La sentencia establece entre seis y ocho meses de medidas socioeducativas y un año de orden de alejamiento tras años de insultos, amenazas y agresiones, incluso tras el cambio de instituto por parte de la víctima.

Cuatro menores han sido condenados por un caso de acoso escolar prolongado contra un compañero en un instituto de Cáceres. La sentencia detalla que la víctima soportó insultos, burlas, amenazas y agresiones desde sexto de Educación Primaria hasta Tercero de la ESO, al punto de verse obligada a cambiar de centro debido a comentarios como «calvo hijo de puta, no vales para nada, puto gay…».
El acoso también incluyó agresiones físicas como patadas, zancadillas y empujones. Ni siquiera abandonar el instituto detuvo el hostigamiento, que continuó fuera de los espacios escolares, hasta que la familia del menor presentó una denuncia ante la Policía Nacional.
Habían transcurrido más de tres años desde la primera vez que sufrió bullying. La familia confiaba en que cambiar de centro detuviera el acoso, pero no fue así. Tras el traslado, la situación persistió porque los acosadores esperaban a la víctima al salir de clase para continuar con las vejaciones en la calle, parques y otros lugares públicos.
Los acusados, que tenían 14 años en el momento de los hechos, reconocieron su culpabilidad y aceptaron responsabilidad. El juez les impuso medidas socioeducativas de ocho meses para tres de ellos y seis meses para el cuarto, además de una orden de alejamiento y prohibición de comunicación por un año, que les prohibe acercarse a menos de 50 metros de la víctima.
El abogado de la familia, Rafael Corvillo, señaló que «desde que el menor presentó el caso ante la justicia, se siente tranquilo y seguro» y subrayó la relevancia de la intervención judicial para detener una situación que se prolongó durante años y afectó gravemente la vida del joven. No se ha hecho público el nombre del centro educativo que la víctima tuvo que abandonar ni el de los acosadores.

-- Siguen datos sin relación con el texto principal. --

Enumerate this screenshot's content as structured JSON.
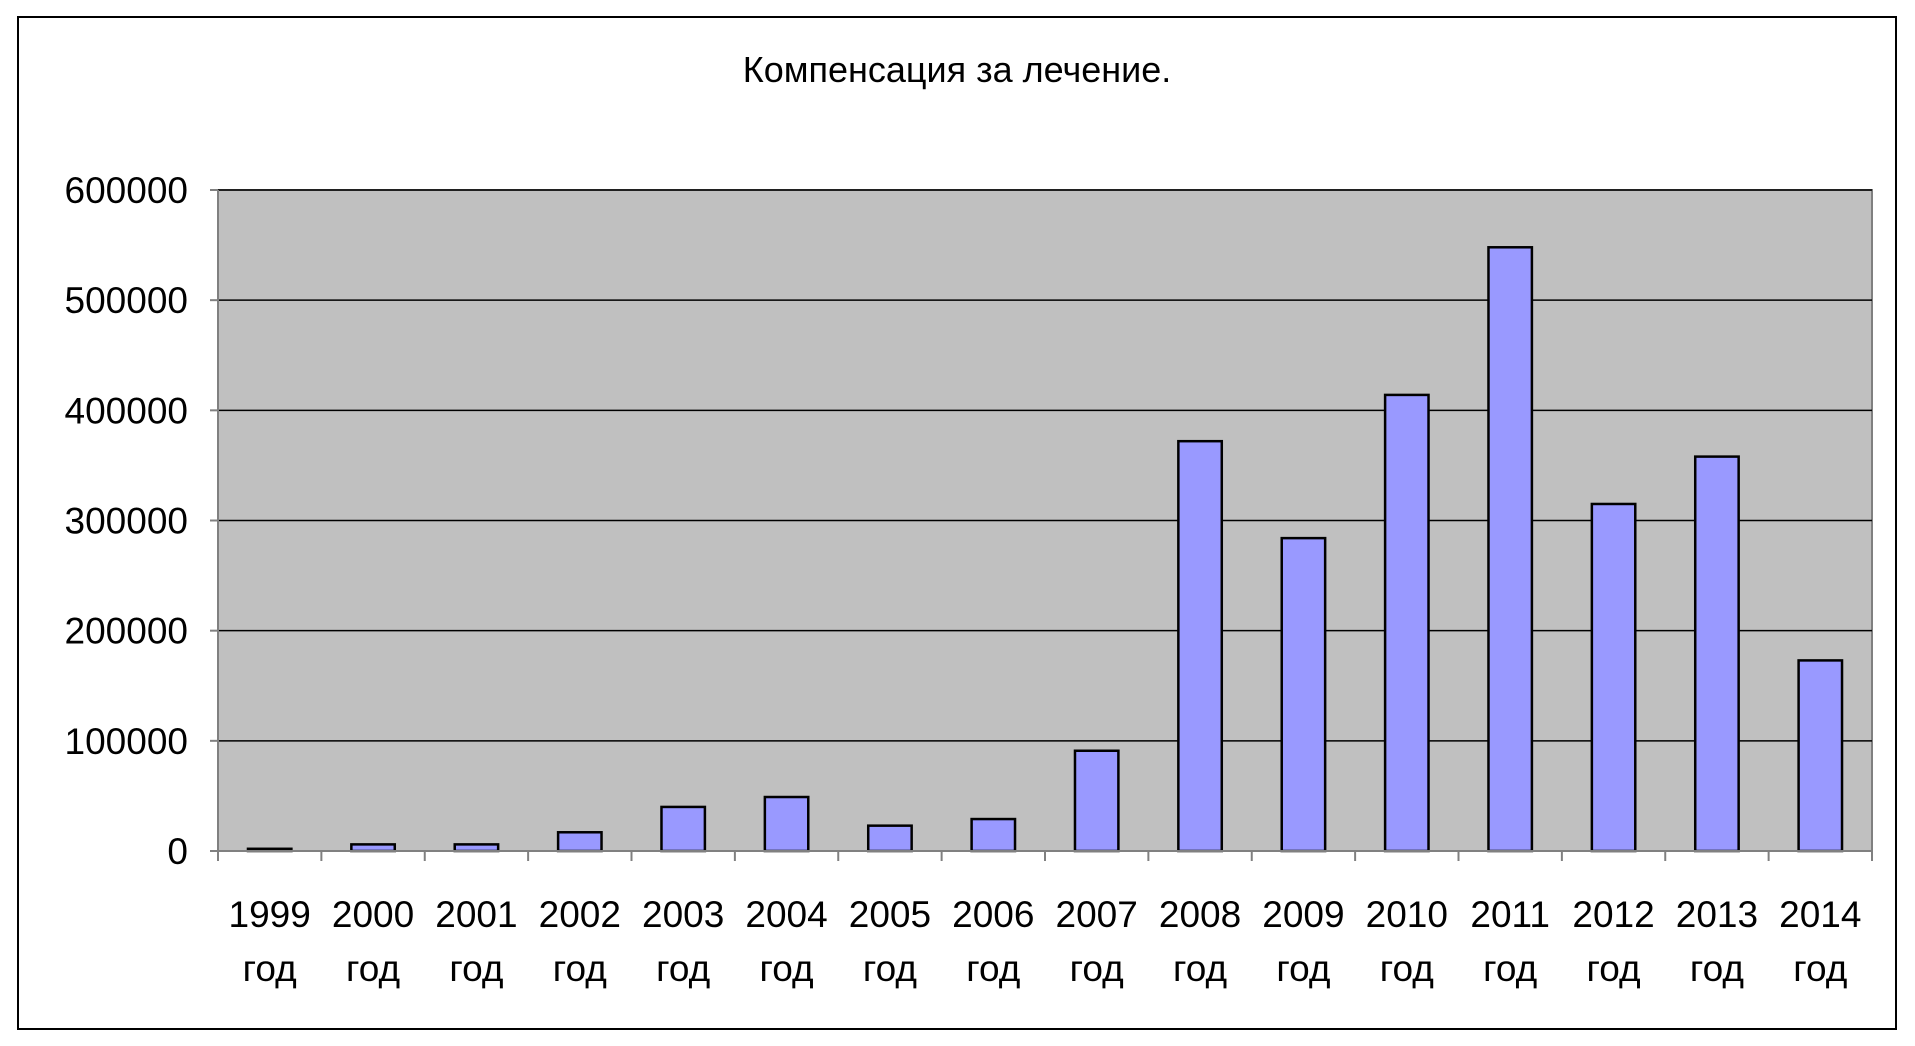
{
  "chart_data": {
    "type": "bar",
    "title": "Компенсация за лечение.",
    "xlabel": "",
    "ylabel": "",
    "ylim": [
      0,
      600000
    ],
    "yticks": [
      0,
      100000,
      200000,
      300000,
      400000,
      500000,
      600000
    ],
    "ytick_labels": [
      "0",
      "100000",
      "200000",
      "300000",
      "400000",
      "500000",
      "600000"
    ],
    "categories": [
      "1999 год",
      "2000 год",
      "2001 год",
      "2002 год",
      "2003 год",
      "2004 год",
      "2005 год",
      "2006 год",
      "2007 год",
      "2008 год",
      "2009 год",
      "2010 год",
      "2011 год",
      "2012 год",
      "2013 год",
      "2014 год"
    ],
    "values": [
      2000,
      6000,
      6000,
      17000,
      40000,
      49000,
      23000,
      29000,
      91000,
      372000,
      284000,
      414000,
      548000,
      315000,
      358000,
      173000
    ],
    "grid": true,
    "legend": "none",
    "colors": {
      "plot_background": "#c0c0c0",
      "bar_fill": "#9999ff",
      "bar_stroke": "#000000",
      "gridline": "#000000",
      "axis": "#808080"
    }
  }
}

El menor acosado era un joven «con altas capacidades y maduro», según su abogado, que no buscaba «falsos perdones», sino que se hiciera justicia por lo ocurrido.
El despacho de abogados defensor del menor valoró la profesionalidad con la que actuaron la Fiscalía de Menores y la Policía Nacional una vez presentada la denuncia. Tras la sentencia, el menor acosado se encuentra «contento y estable» tras años viviendo «un calvario», según indicó su abogado.